Some limitations of the present study must be taken into account. First of all, we are not able to dissociate the effect of the type of training from the effect of being in a group for a three-month period; moreover, no actual follow-up was performed after the end of the training in order to test whether the observed improvements were maintained over time. Second, the allocation to the experimental or control group was not random, as participants were assigned to each group based on their time of application to the program. Third, as not all the participants reached the 85% attendance, we cannot fully exclude that those not attending all the minimum required sessions were those who did not show training-related gains, thus somehow selecting themselves out (note however that none of them dropped out of the program). On the same line, despite the low intensity of the program, these participants raise the issue of feasibility of constantly attending the training. Finally, the post-training questionnaire is a subjective measure of training transfer to everyday living, and not an objective measure of functional outcome.
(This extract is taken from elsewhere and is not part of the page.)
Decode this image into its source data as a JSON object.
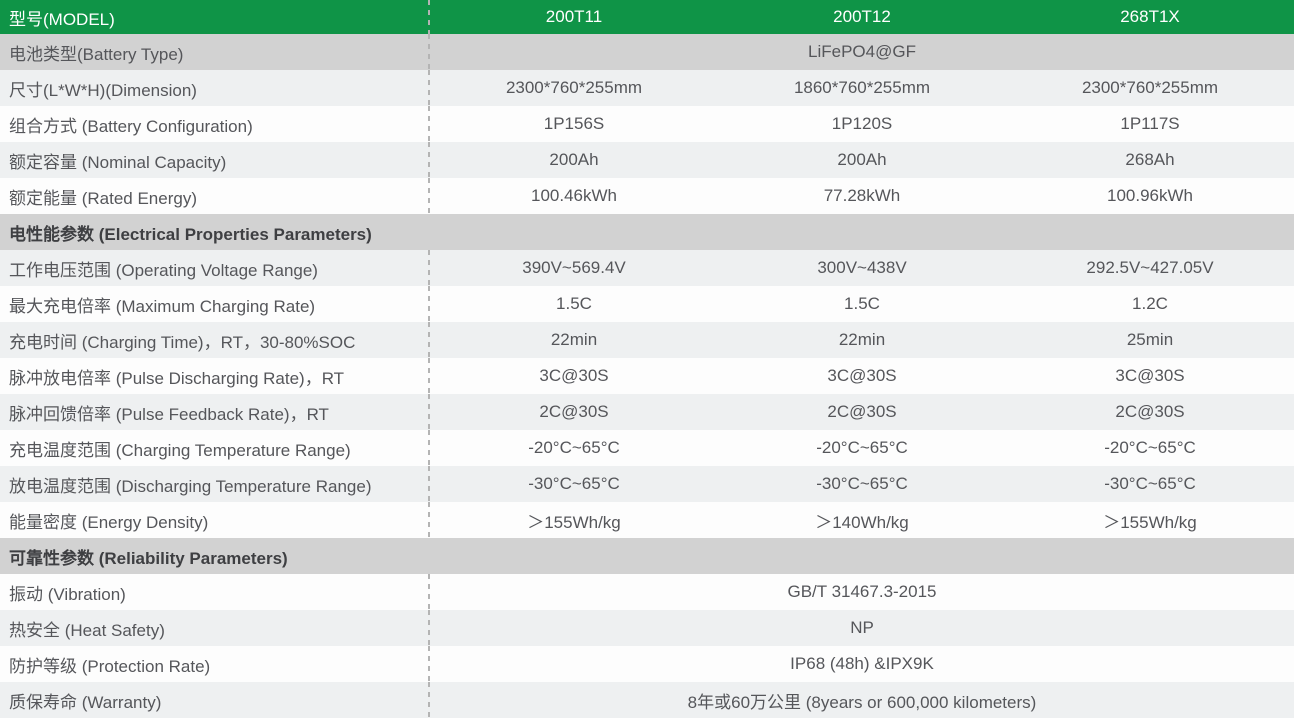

However, taken together, our results show that even a low-intensity training program can promote some of those protective factors (engagement in demanding intellectual activities, social involvement, maintenance of an appropriate mood level) that are reported [9, 10] to support successful cognitive ageing. Moreover, a multi-domain approach confirms to be an excellent training method (see [27, 28]) to transfer gains not only to other cognitive domains (as assessed by neuropsychological tests), but also to everyday living (as subjectively reported by participants). Although larger improvements might be achieved by increasing the number of sessions, this training intensity appears to be affordable both in terms of costs and resources (neuropsychologists) employed and participants’ commitment and compliance. Notably, commitment and compliance can be obtained if individual differences are taken into account, in order to have appropriately demanding requests and avoid frustration.

Conclusion

Our data support the idea that cognitive functioning in healthy older adults can benefit from cognitive training interventions [13, 14]. We showed that, despite the low intensity of the training and the high performance of healthy older individuals, the training proposed was effective in improving the subjective perception of everyday compliance and the objective performance at cognitive tests. In a world where any significant cure for neurodegenerative diseases is yet to be determined, engaging in stimulating cognitive activities might promote positive brain plasticity, in order not only to contrast physiological ageing, but also eventually and hopefully delay the clinical manifestation of dementia.